Filed in Trial Book Under: Res Judicata; Voluntary Dismissal; Agancy
Commentary: This case comes as a welcome relief to plaintiffs and makes a lot of sense. Since the Supreme Court’s ruling in Hudson v. City of Chicago, the plaintiff’s bar has become somewhat paranoid of filing for a non-suit in cases where a summary judgment or motion to dismiss had been granted out of fear that somehow they would be foreclosing a claim that “could have been brought prior to the adjudication on the merits.” The prohibition against claim splitting is predicated upon avoiding endless litigation where a plaintiff continues to bring cause of action after casue of action when all of them could have been brought at once.
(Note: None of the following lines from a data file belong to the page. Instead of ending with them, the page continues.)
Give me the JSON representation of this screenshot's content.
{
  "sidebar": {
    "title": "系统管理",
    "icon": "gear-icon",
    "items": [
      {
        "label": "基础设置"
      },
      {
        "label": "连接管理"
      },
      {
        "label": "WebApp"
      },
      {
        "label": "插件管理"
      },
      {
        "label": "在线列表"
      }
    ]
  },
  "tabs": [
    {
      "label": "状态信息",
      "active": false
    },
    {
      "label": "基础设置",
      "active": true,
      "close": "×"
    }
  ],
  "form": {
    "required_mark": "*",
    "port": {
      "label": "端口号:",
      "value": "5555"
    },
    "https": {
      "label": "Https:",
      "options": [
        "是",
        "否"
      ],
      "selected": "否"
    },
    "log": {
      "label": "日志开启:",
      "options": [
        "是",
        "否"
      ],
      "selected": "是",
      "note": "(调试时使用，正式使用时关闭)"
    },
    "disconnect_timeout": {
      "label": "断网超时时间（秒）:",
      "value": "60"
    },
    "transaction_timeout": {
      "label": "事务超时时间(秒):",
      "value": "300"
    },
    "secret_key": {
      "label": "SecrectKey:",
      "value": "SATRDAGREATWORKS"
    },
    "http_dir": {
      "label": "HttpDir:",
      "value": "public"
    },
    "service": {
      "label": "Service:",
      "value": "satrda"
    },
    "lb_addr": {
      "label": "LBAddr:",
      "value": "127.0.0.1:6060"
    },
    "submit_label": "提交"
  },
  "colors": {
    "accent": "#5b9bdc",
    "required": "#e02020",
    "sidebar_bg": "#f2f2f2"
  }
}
Therefore, once there has been an adjudication on the merits in a cause of action then any other cause of action that could have been brought from the facts is subject to res judicata in the event of a nonsuit and re-filing of the case. In this case, the plaintiff argued that there was only one cause of action against the hospital, that of negligence based upon vicarious liability, and proving the doctors were agents of the hospital was just one step in the process of establishing the hospital’s liability, and thus the claim was not barred by res judicata. While the hospital, on the other hand, argued that actual and apparent agency are separate and distinct causes of action and therefore the summary judgment on the actual agency counts served to bar any re-filing of claims that could have been brought in the original action. Fortunately, the Supreme Court concluded that actual and apparent agency are not causes of action and therefore the re-filed claims were not barred.